The last week of an archaeological dig is all about tying up all loose ends and preparing the site for the next season of digging. Nothing we do can be too ambitious. All digging must be extremely conservative because by the end of the season, we want to finish at as best a place as we can. This could mean a floor, a notable structure, or even an artifact.

On Monday I was assigned to yet another new area. As a result of digging more than we were expected to in the third week in the area where I had been working,  that area was already mostly finished. As a result, I wasn’t needed to help finish it off. I was yet again reassigned to another area. My new area was great. In the previous week, an entire vessel had been unearthed here, and after we did soil residue analysis, it was revealed that this room had high amounts of iron and bronze. In addition to being excited about digging in an interesting area, I was also excited by the prospect of digging with my roommate as a partner, and also by the closed off nature of the area I was going to be digging in. Archaeological digs can get quite hectic and loud at times, and I was looking forward to an area which was much quieter. I was not disappointed and my fourth week of digging proved to be fantastic.

My new square…nice and isolated. Great stone formations and as always the very interesting pot in the center.

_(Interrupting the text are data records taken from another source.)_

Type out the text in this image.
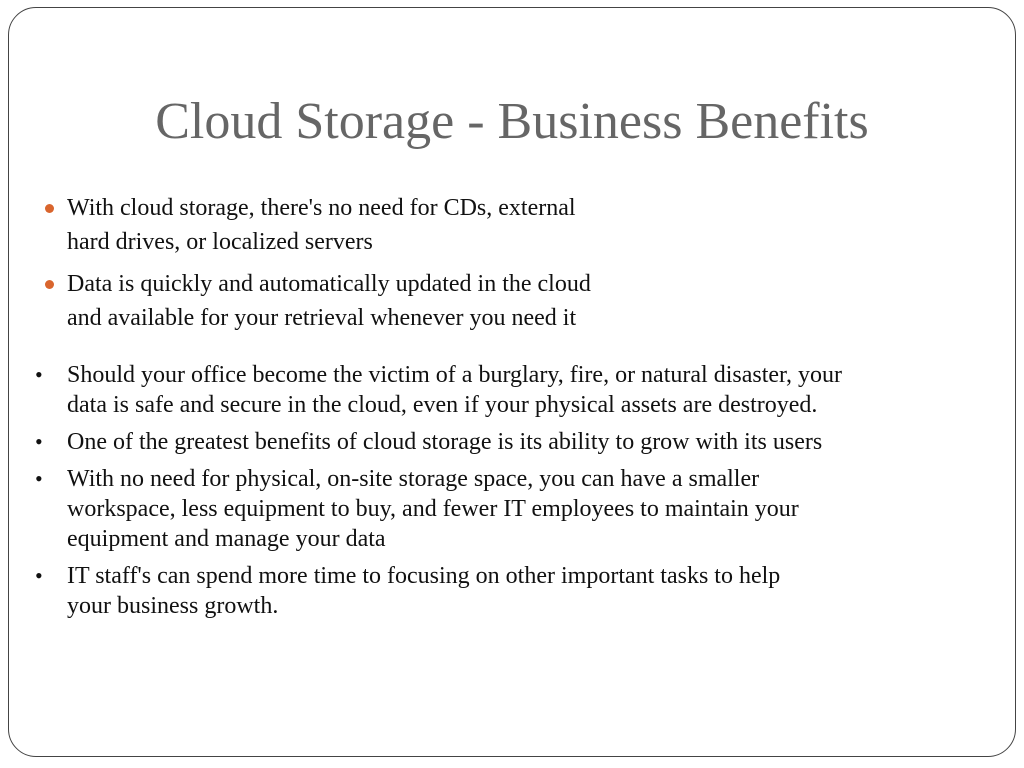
Cloud Storage - Business Benefits
With cloud storage, there's no need for CDs, external
hard drives, or localized servers
Data is quickly and automatically updated in the cloud
and available for your retrieval whenever you need it
• Should your office become the victim of a burglary, fire, or natural disaster, your
data is safe and secure in the cloud, even if your physical assets are destroyed.
• One of the greatest benefits of cloud storage is its ability to grow with its users
• With no need for physical, on-site storage space, you can have a smaller
workspace, less equipment to buy, and fewer IT employees to maintain your
equipment and manage your data
• IT staff's can spend more time to focusing on other important tasks to help
your business growth.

On both Monday and Tuesday we went down into the soil in small increments. Since the increments were so small, it was easier to use safe handpicks as opposed to taking a chance by using overpowered pickaxes and going down further than we were supposed to. This made for some very well paced easy going work. The only trouble came from my end as my digging partners handpick was far superior to my own and as a result, it was difficult at times to ensure that we were both going down to the same level. However, we were able to figure everything out and did a really good job of going down. Most of the stuff that we found was rather ordinary, but we did find traces of 3 Tabun ovens. These were large and very interesting as they were on the same level as the pot which had been found in the previous week.

working in the trenches…

Getting the squares ready for the end of the season includes removing all artifacts that are visible. This is to protect them from the unpredictable weather which takes place throughout the year and could damage exposed artifacts. It was our job to help take out the pot. However, as my partner and I began to pick up parts of it, it shattered into many pieces. This was fine though as we were able to gather them all up and fit them into a box so that they could be reassembled later. The work that conservators do is amazing and one day it will most likely be in a museum somewhere looking good as new without any evidence to it ever having broken apart.

all of the remains of the pot…soon to be reassembled.

After the pot was removed, we leveled out the square and began to perform our final cleanup. Although we had for almost a month swept our squares every day both before starting and finishing, our supervisors had far greater expectations for the final cleanup. The purpose of this cleanup was to ensure that final photos would show an accurate representation of everything that we’ve dug down to without the interference of loose dirt blowing about. After sweeping our square for a bit, we moved on to cleaning the area around the square clearing away any rocks and brush which was in the immediate vicinity of where we had been digging.

somehow even more dirt was removed after this. The shadows are created by the shade cloth.

Following this cleanup, we were moved onto separate projects. I got a chance to cleanup a square of my own. The first thing that I had to do was take down and straighten some balks. I finally got a chance to have a pickaxe back in my hands and I had a surprising amount of fun taking the walls down. The only downside to it was that there was a tremendous amount of dirt to pick up afterwards. I picked up the dirt, and swept up my area and with that, my work at the tel was finished.

I maintain that nothing is better than a good clean balk
I maintain that nothing is better than a good clean balk

Our last day was about cleaning up back at the office. We started off with pottery washing. After this was done, I headed to our office for my next assignment. The office was hectic and everybody had something to do. I was assigned to wash some of the rocks. This was surprisingly difficult, but yet again very fun as I got to use a ridiculously overpowered hose to clean the stones. One of these was the basin that had been found in the first week. As I was hosing it, water got stuck in it, and it was quite cool to see it fulfill the function for which it had been made thousands of years ago.

nice and clean basin acting as…well a basin

I can’t believe that I’ve already finished my first dig. This experience was amazing and I can’t wait to go out into the field again. I’ve learned so much in so short a time and it really feels like only last week I was still in school. I had a great time and I would encourage anybody to go on a dig for at least one week. I don’t think that archaeology is for everyone. The schedule is difficult and things can sometimes get disorganized. However, I do believe that archaeology is for me. I’m probably going to keep writing when I get back because I have an internship at the penn museum working with the museum side of archaeology. Thank you to everybody who has been reading and keeping up with me along the way.